Talking about massive change and actually getting voters to knowingly vote for something that promises to be a major disruption in their lives are two totally different things.

Yes that’s how democratic socialism works.

The problem for those of us who would like to see Fox News removed from power is that all the quotes **Sam **notes can be easily weaponized against Democratic nominees and proposals, while Lurker’s argument (while true) is more nuanced and therefore a much tougher sell.

A line I use sometimes is that instead of “Democratic Socialism”, we should just bring back “Democratic Capitalism”.

Hey! I’m already doing business as Fred!

The did tell us in pretty detailed fashion in the above website, which got selectively quoted so as to misrepresent it.

I’m an odd proponent for socialism. I’m starting up a drug company based on my own invention right now. I expect to be personally compensated if this is successful. I also recognize that my invention is based on innumerable previous inventions and scientific discoveries which I had nothing to do with. They came from people whose socialist educations were funded by taxpayers. They came from people whose socialist commutes were on taxpayer funded infrastructure. Whose safety was ensured by policemen and firemen and was paid for by taxpayers. Whose country is defended by a taxpayer funded military. On the day I was born I inherited all of this, through no hard work of my own, and so did you.

The taxes I will pay are not a penalty on my success, they are a repayment of a debt for everything that I received in order to be a “success” and to ensure that someone else can do the same thing in the future. I want my share for what I add to that, and I want to pay back the debt that I owe the country. If that means I’m partially a socialist and partially a capitalist, that’s fine by me. If that means I’m “Fred”, I’m cool with that too.

We could have a genuine debate about his, as Obama tried to, but what we ended up with was a ridiculous GOP “you didn’t build that” night of their convention. So, yeah, one side is laying out what they actually want, and calling it “Fred” and the other side is just dishonestly yelling “Fred means Democrats are Marxists and are coming for your small business”.

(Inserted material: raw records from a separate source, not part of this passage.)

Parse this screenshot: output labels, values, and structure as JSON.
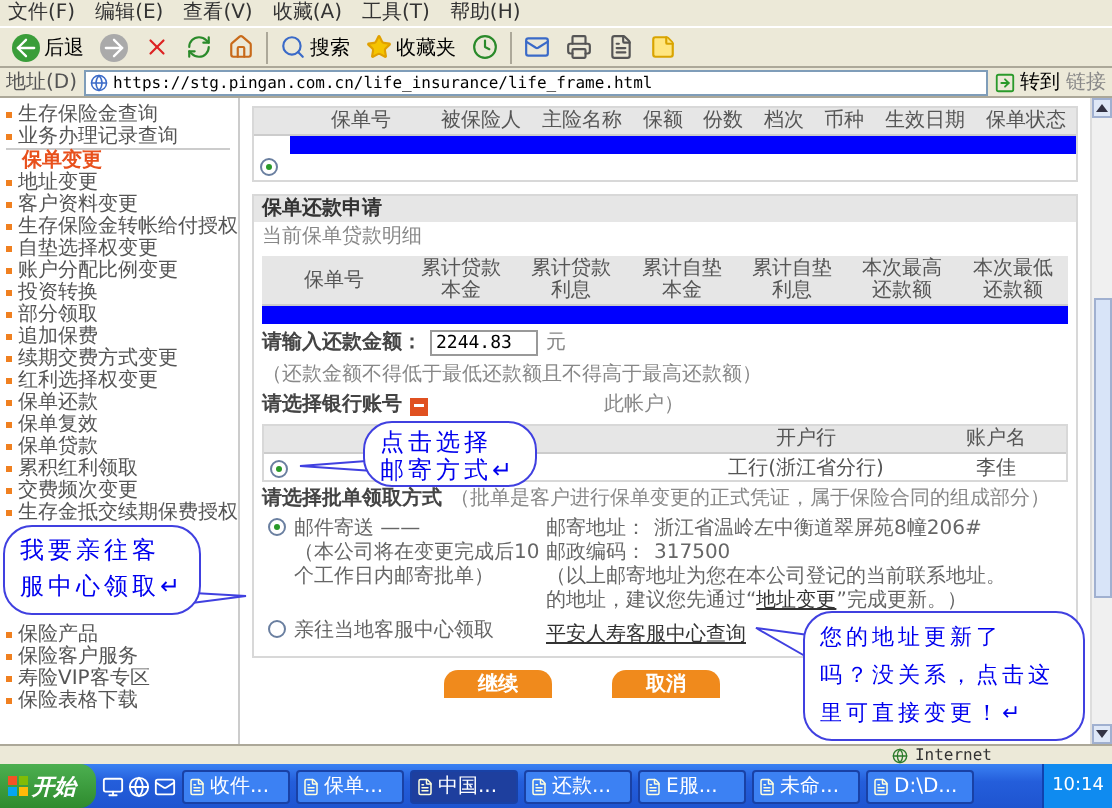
{
  "menu": [
    "文件(F)",
    "编辑(E)",
    "查看(V)",
    "收藏(A)",
    "工具(T)",
    "帮助(H)"
  ],
  "toolbar": {
    "back": "后退",
    "search": "搜索",
    "favorites": "收藏夹"
  },
  "address": {
    "label": "地址(D)",
    "url": "https://stg.pingan.com.cn/life_insurance/life_frame.html",
    "go": "转到",
    "links": "链接"
  },
  "sidebar": {
    "items": [
      {
        "label": "生存保险金查询",
        "kind": "item"
      },
      {
        "label": "业务办理记录查询",
        "kind": "item"
      },
      {
        "label": "保单变更",
        "kind": "header"
      },
      {
        "label": "地址变更",
        "kind": "item"
      },
      {
        "label": "客户资料变更",
        "kind": "item"
      },
      {
        "label": "生存保险金转帐给付授权",
        "kind": "item"
      },
      {
        "label": "自垫选择权变更",
        "kind": "item"
      },
      {
        "label": "账户分配比例变更",
        "kind": "item"
      },
      {
        "label": "投资转换",
        "kind": "item"
      },
      {
        "label": "部分领取",
        "kind": "item"
      },
      {
        "label": "追加保费",
        "kind": "item"
      },
      {
        "label": "续期交费方式变更",
        "kind": "item"
      },
      {
        "label": "红利选择权变更",
        "kind": "item"
      },
      {
        "label": "保单还款",
        "kind": "item"
      },
      {
        "label": "保单复效",
        "kind": "item"
      },
      {
        "label": "保单贷款",
        "kind": "item"
      },
      {
        "label": "累积红利领取",
        "kind": "item"
      },
      {
        "label": "交费频次变更",
        "kind": "item"
      },
      {
        "label": "生存金抵交续期保费授权",
        "kind": "item"
      }
    ],
    "lower_items": [
      {
        "label": "保险产品",
        "kind": "item"
      },
      {
        "label": "保险客户服务",
        "kind": "item"
      },
      {
        "label": "寿险VIP客专区",
        "kind": "item"
      },
      {
        "label": "保险表格下载",
        "kind": "item"
      }
    ]
  },
  "policy_table": {
    "columns": [
      "保单号",
      "被保险人",
      "主险名称",
      "保额",
      "份数",
      "档次",
      "币种",
      "生效日期",
      "保单状态"
    ],
    "rows": [
      {
        "selected": true
      }
    ]
  },
  "repay": {
    "title": "保单还款申请",
    "subtitle": "当前保单贷款明细",
    "columns": [
      "保单号",
      "累计贷款本金",
      "累计贷款利息",
      "累计自垫本金",
      "累计自垫利息",
      "本次最高还款额",
      "本次最低还款额"
    ],
    "amount_label": "请输入还款金额：",
    "amount": "2244.83",
    "unit": "元",
    "amount_note": "（还款金额不得低于最低还款额且不得高于最高还款额）"
  },
  "bank": {
    "label": "请选择银行账号",
    "note": "此帐户）",
    "columns": [
      "开户行",
      "账户名"
    ],
    "rows": [
      {
        "selected": true,
        "bank": "工行(浙江省分行)",
        "holder": "李佳"
      }
    ]
  },
  "delivery": {
    "label": "请选择批单领取方式",
    "note": "（批单是客户进行保单变更的正式凭证，属于保险合同的组成部分）",
    "options": [
      {
        "kind": "mail",
        "selected": true,
        "label": "邮件寄送 ——",
        "detail": "（本公司将在变更完成后10个工作日内邮寄批单）",
        "address_label": "邮寄地址：",
        "address": "浙江省温岭左中衡道翠屏苑8幢206#",
        "postcode_label": "邮政编码：",
        "postcode": "317500",
        "notice_1": "（以上邮寄地址为您在本公司登记的当前联系地址。",
        "notice_2": "的地址，建议您先通过“",
        "notice_link": "地址变更",
        "notice_3": "”完成更新。）"
      },
      {
        "kind": "pickup",
        "selected": false,
        "label": "亲往当地客服中心领取",
        "link": "平安人寿客服中心查询"
      }
    ]
  },
  "buttons": [
    "继续",
    "取消"
  ],
  "callouts": [
    {
      "lines": [
        "点击选择",
        "邮寄方式↵"
      ]
    },
    {
      "lines": [
        "我要亲往客",
        "服中心领取↵"
      ]
    },
    {
      "lines": [
        "您的地址更新了",
        "吗？没关系，点击这",
        "里可直接变更！↵"
      ]
    }
  ],
  "status": {
    "zone": "Internet"
  },
  "taskbar": {
    "start": "开始",
    "tasks": [
      {
        "label": "收件...",
        "selected": false
      },
      {
        "label": "保单...",
        "selected": false
      },
      {
        "label": "中国...",
        "selected": true
      },
      {
        "label": "还款...",
        "selected": false
      },
      {
        "label": "E服...",
        "selected": false
      },
      {
        "label": "未命...",
        "selected": false
      },
      {
        "label": "D:\\D...",
        "selected": false
      }
    ],
    "clock": "10:14"
  }
}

So, wanted to post this YouTube video from America Uncensored that talks about socialism and the Nordic model as it’s kind of relevant to the OP, as well as relevant to demonstrating that when people talk about ‘socialism’ they basically want it to mean what they THINK it means, not what it actually means. Which is fine, but the problem is that if everyone is using the same term to mean different things then it’s kind of hard to figure out what the hell everyone actually means when they are using it. I don’t think the OP’s plan to rehabilitate the term is going to work very well, though according to the video the number of people who want to give ‘socialism’ a try (meaning social programs, and not actual socialism) in the US is now 4 in 10. Of course, what we actually get if we elect real socialists might come as a bit of a shock to the Bernie bros crowd if we are actually using different definitions. :stuck_out_tongue:

(snipped)

Just wanted to say this is a great distillation of how liberal policies actually align with the entrepreneurial spirit – as opposed to the mantra from the right that liberalism is anti-capitalist.

Since you’ve returned to this thread, I take it you’re ignoring my questions to you? I tried to explain my position and asked you questions in good faith, after you dropped that seemingly misleading statistic in this thread. I’m hoping you can clarify what you meant.

You think absolute dollars spent is misleading. I don’t. There’s not much more to say about it. Look at military power. Does it make sense to talk about aircraft carrier/capita? No. Absolute numbers determine power.

Point is, if all government spending is so-called socialism, which I think is a silly argument to begin with, then might as well look at all government spending. It’s perfectly fine for you to disagree.

Thanks for getting back to me! I disagree, but I’ll drop this hijack.